İnsanlar şirke çok fazla meyillidir. Bu nedenle bazı insanları tanrılaştırırlar. Heykellerini dikerler. Her şeyi ona borçlu olduklarını söylerler. Bunu sadece inançsız insanlar yapmazlar. İnançlı insanlar da yaparlar. Hıristiyanlar İsa’yı nasıl tanrılaştırdıysa Müslümanlar da farkında varmadan peygamberimize aynı şeyleri yapmaya başladılar. “Farz namaz Allah için, sünnet namaz Peygamber için kılınır” düşüncesi, camilerde Allah’ın adının yanına Hz. Muhammed’in adının yazılması, Seladaki “Es-Salatu ves-selamu aleyke ya ResulAllah” (haşa) cümlesi bunun en tipik göstergeleridir. Hz. İsa’nın doğumuna mukabil mevlit kandili ikame edilmesi, Noel yerine Kutlu doğum haftası ikame edilmesi, hadislerin Kuran’ın önüne geçmesi de buna örnek olarak verilebilir. İnsanlara bunları söyleyince hemen bizi Hz. Muhammed’e değer vermemekle suçlarlar. Ama şunu net bir şekilde söyleyeyim, bugün Hz. Muhammet gelse ve kendisinin peygamber olduğunu söylemezse, ona karşı en büyük düşmanlığı onu yücelten kesim yapacaktır. O ise kendisinin Allah’ın elçisi olduğunu, bizim gibi bir insan olduğunu her zaman söylemiştir. O meclise girince sahabe ne ayağa kalkmıştır ne de ona “efendimiz” demiştir. Bilakis ona “efendimiz” diyenleri kendisi azarlamıştır. Kendisine o şekilde hitap edilmemesini söylemiştir. Biz onu çok seviyoruz, değer veriyoruz ve örnek olarak alıyoruz. Allah bize onun o güzel halini örnek olarak vermiştir, binlerce şükürler olsun.

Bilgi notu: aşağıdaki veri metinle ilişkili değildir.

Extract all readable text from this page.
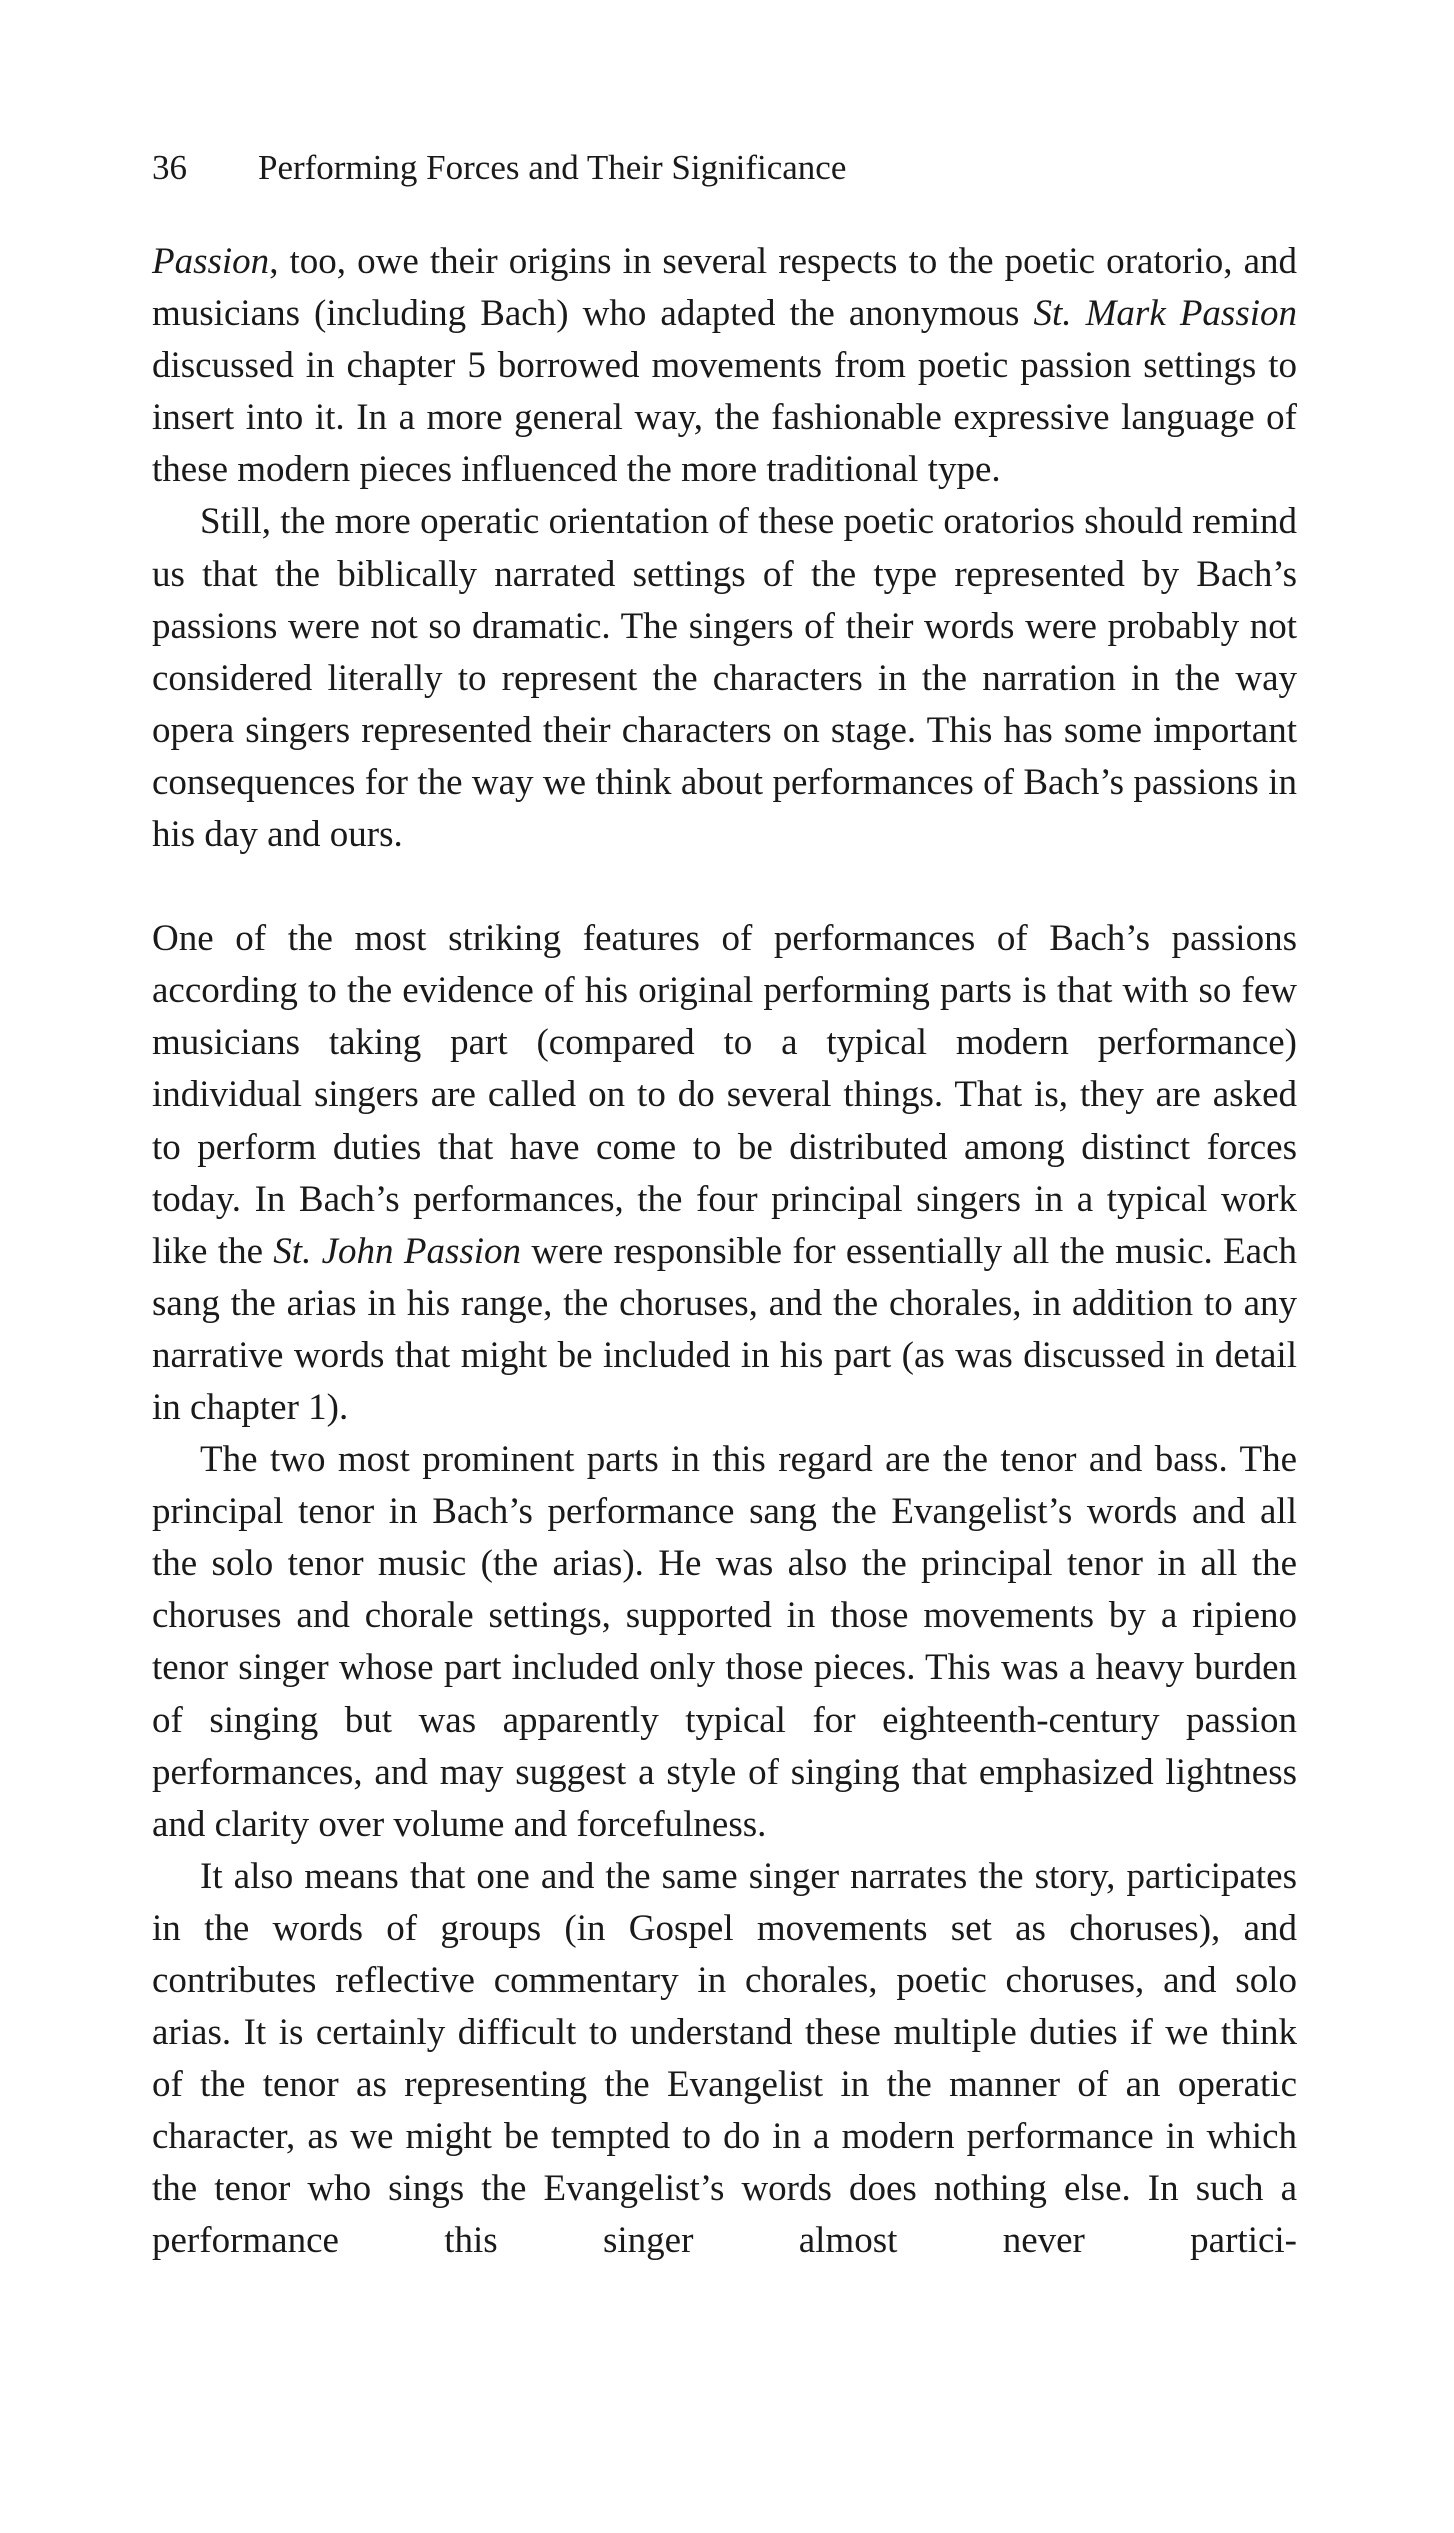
36 Performing Forces and Their Significance

Passion, too, owe their origins in several respects to the poetic oratorio, and musicians (including Bach) who adapted the anonymous St. Mark Passion discussed in chapter 5 borrowed movements from poetic passion settings to insert into it. In a more general way, the fashionable expressive language of these modern pieces influenced the more traditional type.

Still, the more operatic orientation of these poetic oratorios should remind us that the biblically narrated settings of the type represented by Bach’s passions were not so dramatic. The singers of their words were probably not considered literally to represent the characters in the narration in the way opera singers represented their characters on stage. This has some important consequences for the way we think about performances of Bach’s passions in his day and ours.

One of the most striking features of performances of Bach’s passions according to the evidence of his original performing parts is that with so few musicians taking part (compared to a typical modern performance) individual singers are called on to do several things. That is, they are asked to perform duties that have come to be distributed among distinct forces today. In Bach’s performances, the four principal singers in a typical work like the St. John Passion were responsible for essentially all the music. Each sang the arias in his range, the choruses, and the chorales, in addition to any narrative words that might be included in his part (as was discussed in detail in chapter 1).

The two most prominent parts in this regard are the tenor and bass. The principal tenor in Bach’s performance sang the Evangelist’s words and all the solo tenor music (the arias). He was also the principal tenor in all the choruses and chorale settings, supported in those movements by a ripieno tenor singer whose part included only those pieces. This was a heavy burden of singing but was apparently typical for eighteenth-century passion performances, and may suggest a style of singing that emphasized lightness and clarity over volume and forcefulness.

It also means that one and the same singer narrates the story, participates in the words of groups (in Gospel movements set as choruses), and contributes reflective commentary in chorales, poetic choruses, and solo arias. It is certainly difficult to understand these multiple duties if we think of the tenor as representing the Evangelist in the manner of an operatic character, as we might be tempted to do in a modern performance in which the tenor who sings the Evangelist’s words does nothing else. In such a performance this singer almost never partici-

Günümüzde yaygın olan Mehdi inancı da kişilerin kutsallaştırılıp tanrısallaştırılması mantığına dayanır. Bir kişi gelsin, bizi kurtarsın mantığı yanlıştır. Kuran’da her kavmin bir hâdisi var denmekte ve mehdilik değil, hâdilik mantığının kavme özgü olduğunu belirtmektedir. Hâdi ise kurtaran anlamında değil, rehberlik eden anlamındadır. Yani kişiler kendilerini kurtaracaklardır. Kuran’da bahsedilen o “hâdi” ise onlara rehberlik edecektir. Bu nedenle çalışmamak, iyiyi ve doğruyu getirmek için cihad etmemek, Mehdi gelecek, bizi kurtaracak diye beklemek çok yanlış bir davranıştır.

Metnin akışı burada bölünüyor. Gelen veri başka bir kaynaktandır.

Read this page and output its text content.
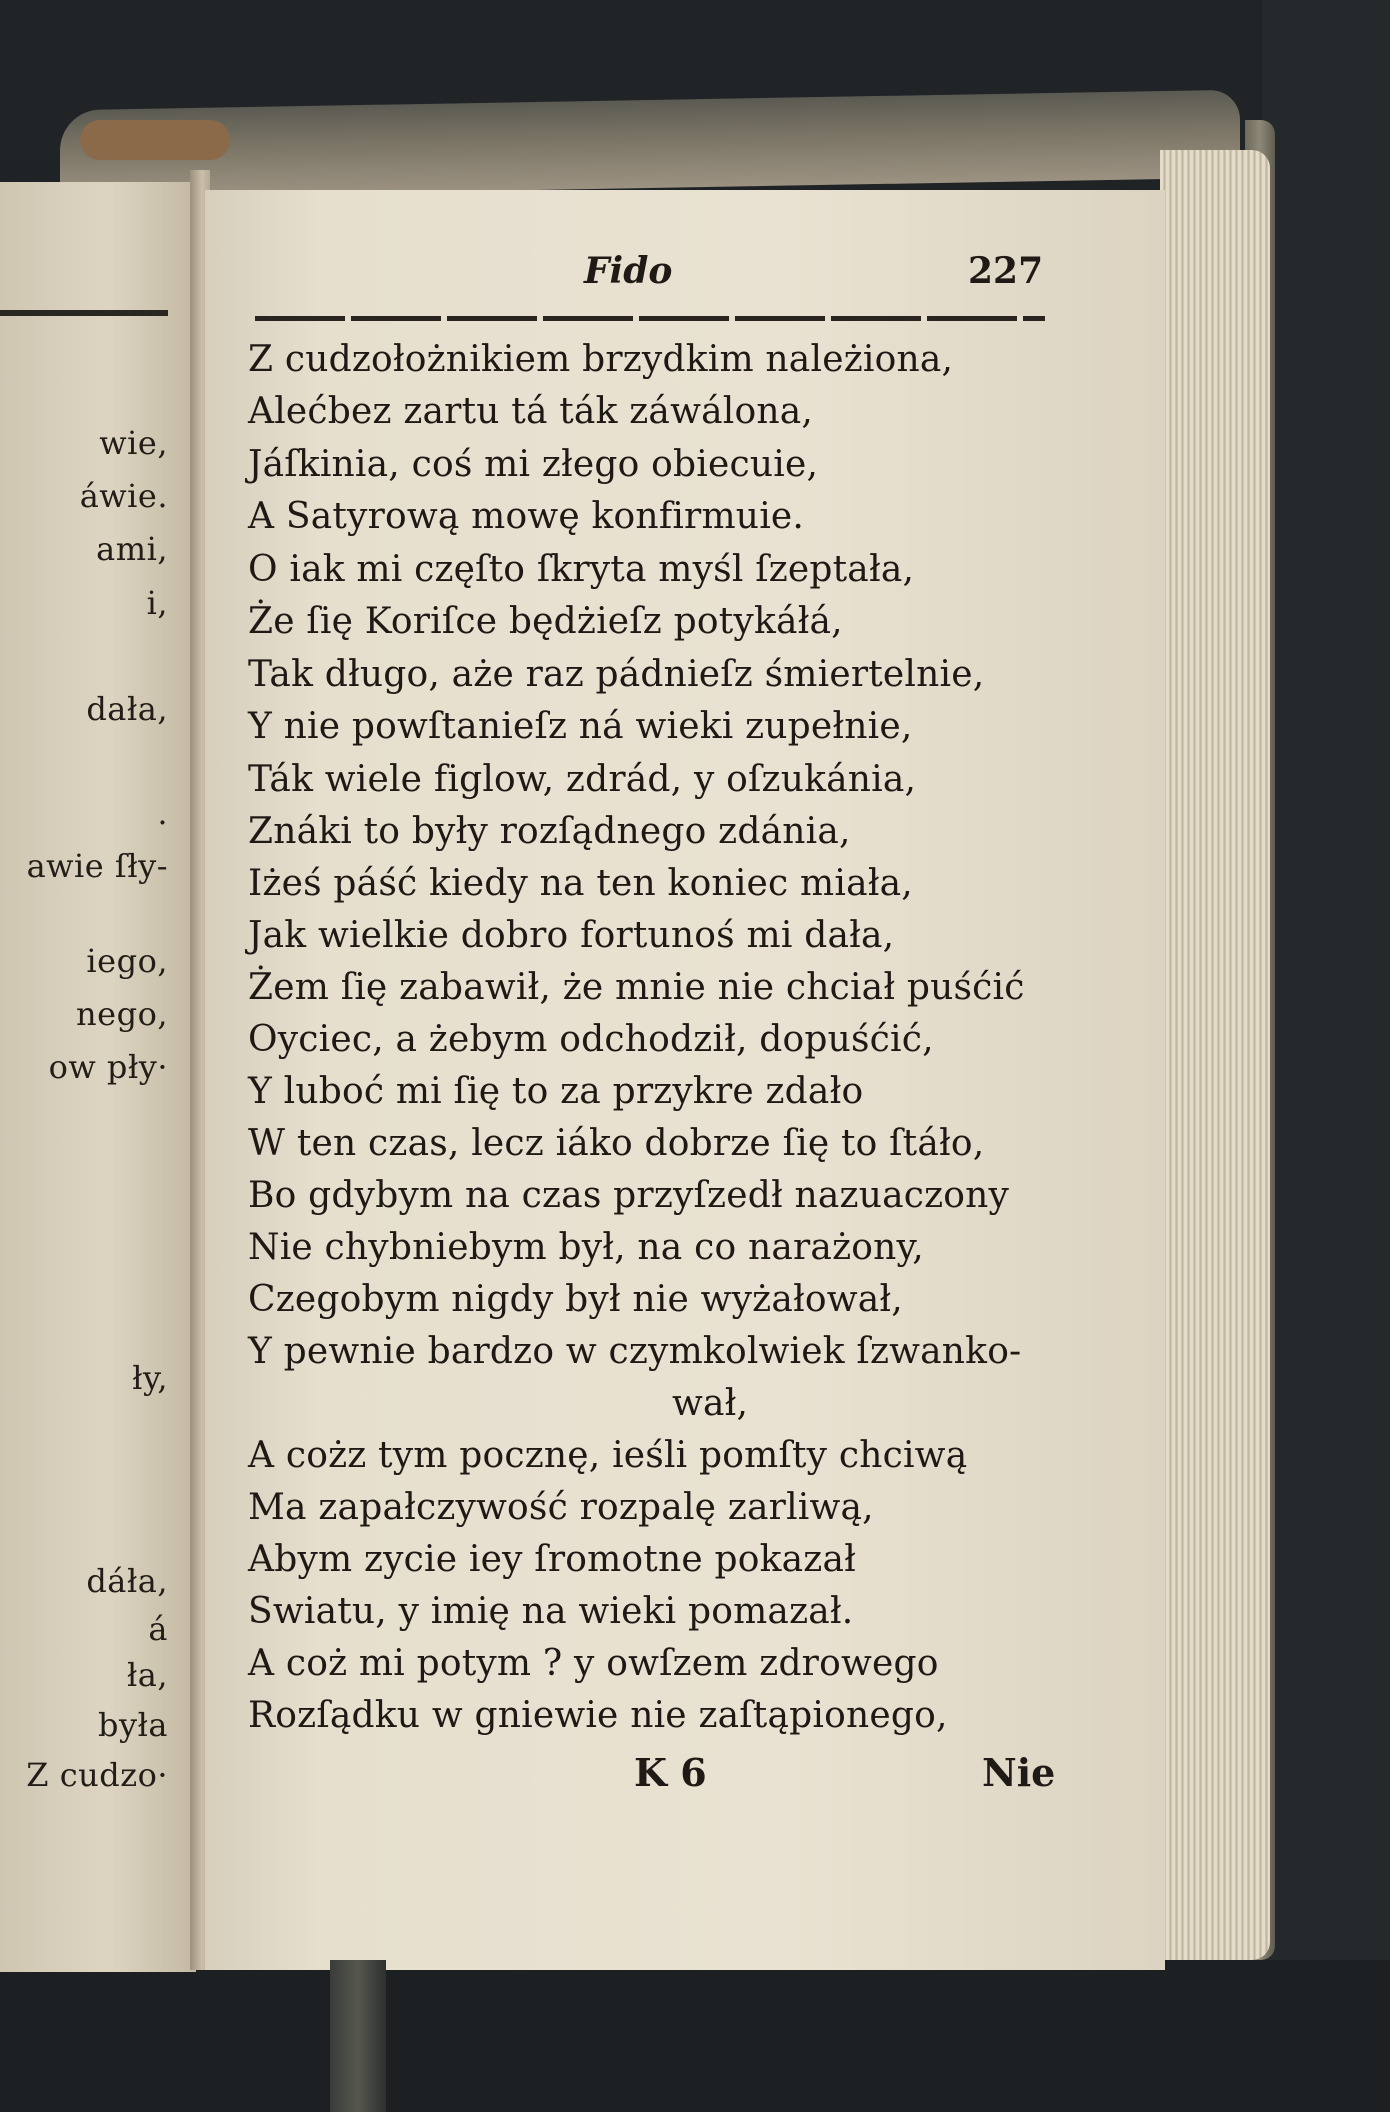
wie,
áwie.
ami,
i,
dała,
.
awie ſły-
iego,
nego,
ow pły·
ły,
dáła,
á
ła,
była
Z cudzo·
Fido	227
Z cudzołożnikiem brzydkim należiona,
Alećbez zartu tá ták záwálona,
Jáſkinia, coś mi złego obiecuie,
A Satyrową mowę konfirmuie.
O iak mi częſto ſkryta myśl ſzeptała,
Że ſię Koriſce będżieſz potykáłá,
Tak długo, aże raz pádnieſz śmiertelnie,
Y nie powſtanieſz ná wieki zupełnie,
Ták wiele figlow, zdrád, y oſzukánia,
Znáki to były rozſądnego zdánia,
Iżeś páść kiedy na ten koniec miała,
Jak wielkie dobro fortunoś mi dała,
Żem ſię zabawił, że mnie nie chciał puśćić
Oyciec, a żebym odchodził, dopuśćić,
Y luboć mi ſię to za przykre zdało
W ten czas, lecz iáko dobrze ſię to ſtáło,
Bo gdybym na czas przyſzedł nazuaczony
Nie chybniebym był, na co narażony,
Czegobym nigdy był nie wyżałował,
Y pewnie bardzo w czymkolwiek ſzwanko-
wał,
A cożz tym pocznę, ieśli pomſty chciwą
Ma zapałczywość rozpalę zarliwą,
Abym zycie iey ſromotne pokazał
Swiatu, y imię na wieki pomazał.
A coż mi potym ? y owſzem zdrowego
Rozſądku w gniewie nie zaſtąpionego,
K 6	Nie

Her gün namazda, her rekatta söylediğimiz Fatiha’nın son iki ayetinin anlamını düşünün, aynı sonuca varacaksınız: “Bize sırat-ı müstakimde (Kendilerine nimet verdiğinin yolu, gazaba uğrayanların ya da sapanların olmayan yol) rehberlik et.” Burada Allah’a dua ediyoruz. Bizi sırat-ı müstakime ulaştır demiyoruz. Ulaşacak olan biziz. Bize sırat-ı müstakimde rehberlik et diyoruz. Burada rehberlik kelimesinin kullanılması bu nedenle çok anlamlıdır. Rehberin ise (muttakiler için) Kuran olduğu Fatiha suresinin hemen arkasından gelen Bakara suresinin hemen başında belirtilmektedir (ذَلِكَ الْكِتَابُ لَا رَيْبَ فِيهِ هُدًى لِلْمُتَّقِينَ).
Allah bizi Kuran’ın rehberliğinden, Hz. Muhammed’in örnekliğinden ayırmasın.